Die Mühen von EU und Arabischer Liga

Gepostet am 25.02.2019 um 15:17 Uhr

Was bleibt vom ersten gemeinsamen Gipfel von EU und Arabischer Liga? Volker Schwenck war in Ägypten und berichtet von langen Fußmärschen und den Herausforderungen multilateraler Zusammenarbeit.

„Guten Abend“ grüßt freundlich Österreichs Bundeskanzler Kurz, als er mit seinen Mitarbeitern das Hotel betritt. Wir Berichterstatter stehen im Eingangsbereich rum und warten auf unser Gepäck. Das ist irgendwo in einer rätselhaften Bürokratieschleife eines anderen Universums gefangen, weil der belgische Regierungsflieger erst nach uns landete. Das muss man nicht verstehen, Gipfel haben ihre eigene Logik, Gipfel in Ägypten sowieso. Wenig später rauscht eine Delegation aus einem Golf-Emirat vorbei, der niederländische Ministerpräsident Rutte drängt sich im Gewusel des Kongresszentrums eine Armlänge von den Journalisten entfernt zum TV-Interview.

Der erste gemeinsame Gipfel von EU und Arabischer Liga bringt Mächtige auf Tuchfühlung. Hoch- bis höchstrangige Vertreter von etwa 50 Regierungen treffen sich. Darum Polizei und Militär überall. Ein unübersehbarer Sicherheitsapparat, der in Sharm El-Sheikh sporadisch für Verkehrsstaus sorgt und für lange Fußmärsche.

Miteinander reden

Mühe nehmen alle hier auf sich für dieses Gespräch, die Mächtigen, aber auch wir Berichterstatter. Niemand glaubt, dass die Veranstaltung ein reines Vergnügen ist. „Es gibt sehr sehr viel zu besprechen, wir sind Länder, die in unmittelbarer Nachbarschaft in sehr vielen Fällen liegen und das Schicksal der Europäischen Union hängt vom Schicksal der arabischen Länder ganz unmittelbar mit ab,“ sagt die Kanzlerin. Darum sei es wichtig, miteinander zu reden.

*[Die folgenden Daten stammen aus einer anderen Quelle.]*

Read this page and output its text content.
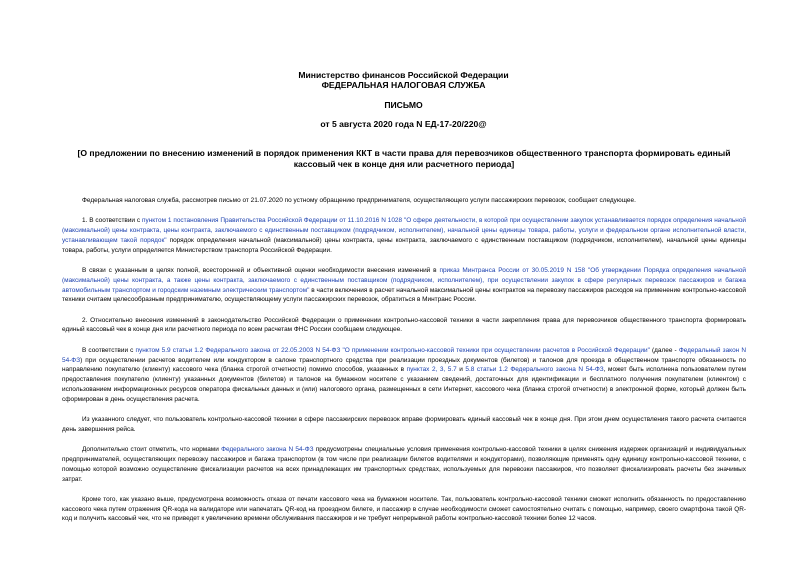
Министерство финансов Российской Федерации

ФЕДЕРАЛЬНАЯ НАЛОГОВАЯ СЛУЖБА

ПИСЬМО

от 5 августа 2020 года N ЕД-17-20/220@

[О предложении по внесению изменений в порядок применения ККТ в части права для перевозчиков общественного транспорта формировать единый кассовый чек в конце дня или расчетного периода]

Федеральная налоговая служба, рассмотрев письмо от 21.07.2020 по устному обращению предпринимателя, осуществляющего услуги пассажирских перевозок, сообщает следующее.

1. В соответствии с пунктом 1 постановления Правительства Российской Федерации от 11.10.2016 N 1028 "О сфере деятельности, в которой при осуществлении закупок устанавливается порядок определения начальной (максимальной) цены контракта, цены контракта, заключаемого с единственным поставщиком (подрядчиком, исполнителем), начальной цены единицы товара, работы, услуги и федеральном органе исполнительной власти, устанавливающем такой порядок" порядок определения начальной (максимальной) цены контракта, цены контракта, заключаемого с единственным поставщиком (подрядчиком, исполнителем), начальной цены единицы товара, работы, услуги определяется Министерством транспорта Российской Федерации.

В связи с указанным в целях полной, всесторонней и объективной оценки необходимости внесения изменений в приказ Минтранса России от 30.05.2019 N 158 "Об утверждении Порядка определения начальной (максимальной) цены контракта, а также цены контракта, заключаемого с единственным поставщиком (подрядчиком, исполнителем), при осуществлении закупок в сфере регулярных перевозок пассажиров и багажа автомобильным транспортом и городским наземным электрическим транспортом" в части включения в расчет начальной максимальной цены контрактов на перевозку пассажиров расходов на применение контрольно-кассовой техники считаем целесообразным предпринимателю, осуществляющему услуги пассажирских перевозок, обратиться в Минтранс России.

2. Относительно внесения изменений в законодательство Российской Федерации о применении контрольно-кассовой техники в части закрепления права для перевозчиков общественного транспорта формировать единый кассовый чек в конце дня или расчетного периода по всем расчетам ФНС России сообщаем следующее.

В соответствии с пунктом 5.9 статьи 1.2 Федерального закона от 22.05.2003 N 54-ФЗ "О применении контрольно-кассовой техники при осуществлении расчетов в Российской Федерации" (далее - Федеральный закон N 54-ФЗ) при осуществлении расчетов водителем или кондуктором в салоне транспортного средства при реализации проездных документов (билетов) и талонов для проезда в общественном транспорте обязанность по направлению покупателю (клиенту) кассового чека (бланка строгой отчетности) помимо способов, указанных в пунктах 2, 3, 5.7 и 5.8 статьи 1.2 Федерального закона N 54-ФЗ, может быть исполнена пользователем путем предоставления покупателю (клиенту) указанных документов (билетов) и талонов на бумажном носителе с указанием сведений, достаточных для идентификации и бесплатного получения покупателем (клиентом) с использованием информационных ресурсов оператора фискальных данных и (или) налогового органа, размещенных в сети Интернет, кассового чека (бланка строгой отчетности) в электронной форме, который должен быть сформирован в день осуществления расчета.

Из указанного следует, что пользователь контрольно-кассовой техники в сфере пассажирских перевозок вправе формировать единый кассовый чек в конце дня. При этом днем осуществления такого расчета считается день завершения рейса.

Дополнительно стоит отметить, что нормами Федерального закона N 54-ФЗ предусмотрены специальные условия применения контрольно-кассовой техники в целях снижения издержек организаций и индивидуальных предпринимателей, осуществляющих перевозку пассажиров и багажа транспортом (в том числе при реализации билетов водителями и кондукторами), позволяющие применять одну единицу контрольно-кассовой техники, с помощью которой возможно осуществление фискализации расчетов на всех принадлежащих им транспортных средствах, используемых для перевозки пассажиров, что позволяет фискализировать расчеты без значимых затрат.

Кроме того, как указано выше, предусмотрена возможность отказа от печати кассового чека на бумажном носителе. Так, пользователь контрольно-кассовой техники сможет исполнить обязанность по предоставлению кассового чека путем отражения QR-кода на валидаторе или напечатать QR-код на проездном билете, и пассажир в случае необходимости сможет самостоятельно считать с помощью, например, своего смартфона такой QR-код и получить кассовый чек, что не приведет к увеличению времени обслуживания пассажиров и не требует непрерывной работы контрольно-кассовой техники более 12 часов.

Die Journalisten kriegen von den Gesprächen selbst nicht viel mit. Die bilateralen Treffen sind naturgemäß tabu, von den Arbeitssitzungen des Plenums wird wenig ins Pressezentrum übertragen, die Eröffnungssitzung gab es ohne Ton. Der Dialog ist nicht einfach, darum sollen Miss- und Zwischentöne offenbar kein schädliches öffentliches Echo haben können. Auf der Sicherheitskonferenz in München hat die Kanzlerin ein flammendes Plädoyer für die multilaterale Zusammenarbeit der Staaten gehalten – hier kann man sehen, wie schwierig das im Konkreten ist, wenn die Gesprächspartner in vielen Bereichen so unterschiedliche Ansichten haben.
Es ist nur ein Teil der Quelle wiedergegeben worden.